The Findings
Under the conventional interleaved memory mapping, DRAM row buffer conflicts come from the following three sources. (1) Conflict misses in the last level on-chip cache lead to DRAM row buffer misses. (2) Write back conflicts in the last level on-chip cache also lead to DRAM row buffer conflicts. (3) Certain sequential memory access patterns that make the distance of memory locations between consecutive data elements being accessed be a multiple of the accumulative size of all row buffers of the memory banks, will cause row buffer conflicts.
The Permutation based Solution for Interleaved Memory
The two architecture related sources of DRAM row buffer conflicts indicate that the address mapping symmetry between cache and DRAM is a structural problem in the memory hierarchy under the conventional interleaved memory mapping.

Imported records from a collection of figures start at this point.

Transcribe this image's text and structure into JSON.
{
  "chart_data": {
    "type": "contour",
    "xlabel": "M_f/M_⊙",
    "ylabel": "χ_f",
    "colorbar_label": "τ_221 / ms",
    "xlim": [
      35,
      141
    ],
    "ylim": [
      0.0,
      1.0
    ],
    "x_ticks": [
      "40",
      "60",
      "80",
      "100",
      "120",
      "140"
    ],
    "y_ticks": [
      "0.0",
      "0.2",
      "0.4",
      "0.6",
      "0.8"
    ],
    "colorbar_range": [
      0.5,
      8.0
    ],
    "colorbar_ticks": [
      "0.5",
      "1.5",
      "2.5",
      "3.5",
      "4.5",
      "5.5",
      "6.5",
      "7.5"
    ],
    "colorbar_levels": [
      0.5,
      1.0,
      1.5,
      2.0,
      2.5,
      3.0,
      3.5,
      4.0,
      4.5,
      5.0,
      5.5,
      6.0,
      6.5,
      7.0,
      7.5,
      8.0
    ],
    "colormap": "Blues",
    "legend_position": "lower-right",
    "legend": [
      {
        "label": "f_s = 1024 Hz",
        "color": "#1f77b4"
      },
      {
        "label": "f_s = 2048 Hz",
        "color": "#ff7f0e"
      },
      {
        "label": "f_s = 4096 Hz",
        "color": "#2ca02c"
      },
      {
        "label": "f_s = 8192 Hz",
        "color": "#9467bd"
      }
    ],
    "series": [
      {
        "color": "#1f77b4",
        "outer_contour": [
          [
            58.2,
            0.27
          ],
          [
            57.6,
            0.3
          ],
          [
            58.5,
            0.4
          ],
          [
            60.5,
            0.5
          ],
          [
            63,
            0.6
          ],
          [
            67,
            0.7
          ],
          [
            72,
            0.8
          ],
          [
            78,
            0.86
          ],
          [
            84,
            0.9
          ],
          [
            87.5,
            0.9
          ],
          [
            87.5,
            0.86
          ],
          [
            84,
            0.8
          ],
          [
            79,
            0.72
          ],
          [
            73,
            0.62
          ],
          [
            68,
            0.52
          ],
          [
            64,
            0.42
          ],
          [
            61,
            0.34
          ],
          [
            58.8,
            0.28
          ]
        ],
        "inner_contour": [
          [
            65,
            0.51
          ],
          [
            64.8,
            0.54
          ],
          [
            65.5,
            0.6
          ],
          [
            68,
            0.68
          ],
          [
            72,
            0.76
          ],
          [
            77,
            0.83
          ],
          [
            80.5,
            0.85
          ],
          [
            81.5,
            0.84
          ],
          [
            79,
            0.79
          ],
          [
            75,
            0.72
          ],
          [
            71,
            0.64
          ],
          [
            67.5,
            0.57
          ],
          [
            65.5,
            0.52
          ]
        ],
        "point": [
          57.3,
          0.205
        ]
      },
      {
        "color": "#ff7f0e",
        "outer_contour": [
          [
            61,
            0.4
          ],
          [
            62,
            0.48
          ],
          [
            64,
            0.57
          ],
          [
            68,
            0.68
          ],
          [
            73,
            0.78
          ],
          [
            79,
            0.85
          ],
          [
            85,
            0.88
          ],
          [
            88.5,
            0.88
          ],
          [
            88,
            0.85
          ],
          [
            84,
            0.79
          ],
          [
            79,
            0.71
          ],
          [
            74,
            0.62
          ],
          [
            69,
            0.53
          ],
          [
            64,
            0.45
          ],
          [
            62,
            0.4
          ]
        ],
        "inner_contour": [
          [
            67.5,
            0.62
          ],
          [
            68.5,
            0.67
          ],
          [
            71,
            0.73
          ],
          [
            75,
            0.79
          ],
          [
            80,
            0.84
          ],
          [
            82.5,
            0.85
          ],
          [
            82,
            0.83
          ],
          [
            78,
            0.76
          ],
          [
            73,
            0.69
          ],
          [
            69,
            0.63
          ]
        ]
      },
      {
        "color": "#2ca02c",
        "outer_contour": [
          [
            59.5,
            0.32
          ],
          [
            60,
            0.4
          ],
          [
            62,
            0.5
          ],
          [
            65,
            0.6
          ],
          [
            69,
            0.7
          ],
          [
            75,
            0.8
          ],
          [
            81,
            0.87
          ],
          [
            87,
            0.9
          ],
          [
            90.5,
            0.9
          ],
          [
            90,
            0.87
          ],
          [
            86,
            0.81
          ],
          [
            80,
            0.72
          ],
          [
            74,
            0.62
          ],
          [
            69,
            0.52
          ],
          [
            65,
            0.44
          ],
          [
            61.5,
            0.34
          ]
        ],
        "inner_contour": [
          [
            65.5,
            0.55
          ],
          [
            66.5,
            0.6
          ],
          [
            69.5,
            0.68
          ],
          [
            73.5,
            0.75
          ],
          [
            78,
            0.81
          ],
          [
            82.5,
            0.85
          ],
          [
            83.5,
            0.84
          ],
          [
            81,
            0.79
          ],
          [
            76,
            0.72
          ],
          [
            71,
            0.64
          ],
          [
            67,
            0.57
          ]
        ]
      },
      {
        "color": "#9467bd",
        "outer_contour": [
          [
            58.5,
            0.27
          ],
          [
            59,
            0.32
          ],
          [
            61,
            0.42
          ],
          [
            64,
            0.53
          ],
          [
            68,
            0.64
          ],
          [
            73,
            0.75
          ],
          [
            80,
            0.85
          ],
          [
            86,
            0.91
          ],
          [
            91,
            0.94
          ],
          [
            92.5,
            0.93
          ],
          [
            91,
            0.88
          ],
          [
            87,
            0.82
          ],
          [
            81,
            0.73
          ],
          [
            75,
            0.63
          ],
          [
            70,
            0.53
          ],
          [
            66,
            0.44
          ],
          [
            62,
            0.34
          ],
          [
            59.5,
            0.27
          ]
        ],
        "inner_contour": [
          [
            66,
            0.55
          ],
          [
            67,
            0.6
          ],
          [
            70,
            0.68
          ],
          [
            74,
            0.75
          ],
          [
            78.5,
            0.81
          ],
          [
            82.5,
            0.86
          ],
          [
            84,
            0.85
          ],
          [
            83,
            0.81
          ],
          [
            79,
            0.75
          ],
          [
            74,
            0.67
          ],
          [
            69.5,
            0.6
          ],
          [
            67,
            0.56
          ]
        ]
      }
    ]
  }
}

To break this symmetry needs an external force, and the permutation-based page interleaving effectively serves this purpose. The permutation-based interleaved memory has the following three properties. (1) Conflict addresses of the last level on-chip cache are distributed onto different DRAM banks. (2) All addresses in the same memory page are still in the same page as the conventional interleaved memory. (3) Memory pages are uniformly mapped among memory banks. The cost of permutation to generate each memory bank index is trivial, which is not in the critical path in the deep memory hierarchy, and can be overlapped with operation at the cache level.
The Usage of the Permutation-based Page Interleaving in Computers
The permutation-based solution in interleaved memory was first used by the Sun
MicroSystems in the UltraSPARC IIIi processor in 2001 for its entry level servers, workstations, and desktop products. Today, the permutation-based page ininterleaving can be found in almost all the commercial microprocessors, such as AMD, Intel, and NVIDIA, for embedded systems, laptops, desktops, and enterprise servers.